Этот шофер появился у него впервые месяца два назад, сказал, что хочет выменять кое-что на продукты и шнапс. Интересовали его также сигареты. В обмен он предложил цемент либо что-нибудь из строительных материалов.

Цемент всегда в хозяйстве был нужен, поэтому Бомлер, поговорив с шофером, решил запастись цементом. Сегодня утром шофер приехал на грузовике, сбросил у сарая четыре мешка с цементом и получил в обмен бутыль со шнапсом и все остальное.

Шофер торопился и сразу же уехал. Номер его машины Бомлер не помнил, обратил внимание на две последние цифры — 17. Звали его Герберт, фамилии не знает.

Леман спросил: такого рода обмен этот Герберт производил только с ним, или с кем-нибудь еще? Он ответил, что к соседям шофер не заезжал.

Без наводящих вопросов Бомлер сообщил, что Герберт спускался с ним в погреб и взял в мешок копченый окорок. Штеле с шофером остались в доме, а Леман решил осмотреть сам погреб. Вместе с Бомлером они вышли во двор и тут Леман увидел возле сарая человека, судя по внешнему виду, чернорабочего.

— Кто это? — строго спросил Леман.

— Ганс Пагель, нанялся на работу месяц назад. Приехал с материка, — объяснил Бомлер.

— Ваши документы! — потребовал у Погеля Леман. Он подошел к рабочему вплотную и стал внимательно его рассматривать.
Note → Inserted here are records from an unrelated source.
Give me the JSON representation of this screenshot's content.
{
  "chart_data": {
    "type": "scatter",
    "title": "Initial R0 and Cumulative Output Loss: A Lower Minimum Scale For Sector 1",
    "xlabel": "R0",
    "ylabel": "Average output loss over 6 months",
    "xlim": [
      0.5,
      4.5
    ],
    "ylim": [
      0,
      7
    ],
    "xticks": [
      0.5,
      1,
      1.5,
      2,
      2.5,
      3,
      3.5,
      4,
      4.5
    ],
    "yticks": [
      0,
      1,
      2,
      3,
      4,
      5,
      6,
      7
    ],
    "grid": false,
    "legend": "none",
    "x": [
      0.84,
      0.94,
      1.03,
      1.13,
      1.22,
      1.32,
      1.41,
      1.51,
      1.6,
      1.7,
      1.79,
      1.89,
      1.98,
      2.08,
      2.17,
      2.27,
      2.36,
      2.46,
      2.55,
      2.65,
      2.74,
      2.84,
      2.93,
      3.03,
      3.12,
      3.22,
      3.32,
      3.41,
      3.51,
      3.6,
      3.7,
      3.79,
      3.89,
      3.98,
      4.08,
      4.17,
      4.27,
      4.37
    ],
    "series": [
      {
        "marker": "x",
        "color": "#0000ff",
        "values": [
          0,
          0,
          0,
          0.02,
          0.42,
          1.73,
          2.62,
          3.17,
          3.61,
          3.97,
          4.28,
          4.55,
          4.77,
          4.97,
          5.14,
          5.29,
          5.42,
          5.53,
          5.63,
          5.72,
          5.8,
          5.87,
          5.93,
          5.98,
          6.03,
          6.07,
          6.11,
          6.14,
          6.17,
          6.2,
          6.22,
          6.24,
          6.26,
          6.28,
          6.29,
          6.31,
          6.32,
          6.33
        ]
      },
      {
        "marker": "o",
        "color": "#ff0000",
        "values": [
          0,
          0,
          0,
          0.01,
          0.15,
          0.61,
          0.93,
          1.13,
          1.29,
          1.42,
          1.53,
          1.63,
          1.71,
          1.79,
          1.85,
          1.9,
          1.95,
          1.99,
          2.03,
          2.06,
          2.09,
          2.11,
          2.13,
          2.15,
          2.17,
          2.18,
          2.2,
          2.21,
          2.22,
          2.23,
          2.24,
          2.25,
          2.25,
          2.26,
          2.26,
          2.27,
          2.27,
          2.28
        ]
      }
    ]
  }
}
Одет Пагель был аккуратно, в рабочую одежду, цвет лица от въевшейся пыли и развитые кисти рук говорили о многолетней работе с металлом. Пагель, сдерживая волнение, не спеша достал из верхнего кармана куртки паспорт и протянул Леману.

— Коммунист? — спросил Вилли, глядя прямо в черные, немигающие глаза рабочего. Тот от неожиданности смешался и ничего не отвечал.

— Нет, — наконец собрался он с духом. Леман знал, что во избежание арестов гестапо, многие коммунисты добровольно вызывались работать в деревне. Генрих Мюллер, заместитель начальника второго отдела, жаловался на отток подозреваемых в коммунистических взглядах элементов в сельскую местность, где они пытаются продолжить свою подрывную работу.

Леман молча вернул Пагелю паспорт, повернулся и направился к сараю. Там в углу лежали аккуратно сложенные друг на друга четыре мешка с цементом. Неподалеку от сарая на земле виднелись свежие следы от протекторов грузовика, а также пыль на земле в том месте, где мешки сбрасывались с машины на землю.

Рассказ Бомлера подтверждался фактами и представлялся Вилли правдоподобным. Теперь стал понятен и его страх, и то почему он попытался скрыть от Лемана свои отношения с шофером Гербертом.

— Он сознавал незаконность совершенного акта обмена и не без оснований страшился ответственности. Рассуждал он, наверное, так: окорок, шнапс увезли, а теперь, если узнают, и цемент отберут, и самого его осудят за расхищение имущества. И потому, во избежание неприятностей, сделку с Гербертом, по его разумению, безусловно следовало утаить.

Жизнь на хуторах вынуждала людей всячески приспосабливаться, и Бомлер не представлял собой исключения.

Отобрав письменное объяснение и предупредив Бомлера и его жену, чтобы они о разговоре никому ничего не сболтнули, Леман с напарником забрались в «опель» и направились в расположение конторы по строительству аэродрома.

В невеселом раздумье они двигались по пыльной, разбитой грузовиками дороге. «Надо подстраховаться и поручить Штеле сделать запрос в отношении Пагеля, — подумал Леман. — Пока письмо дойдет до Берлина, пока придет ответ, — Пагель скроется. Он не дурак, все понимает».

Как только «опель» подъехал к конторе управления по строительству, расположившейся рядом со складом, Штеле вышел из машины и, пока Леман объяснялся у въезда с охранником, прошел на территорию склада.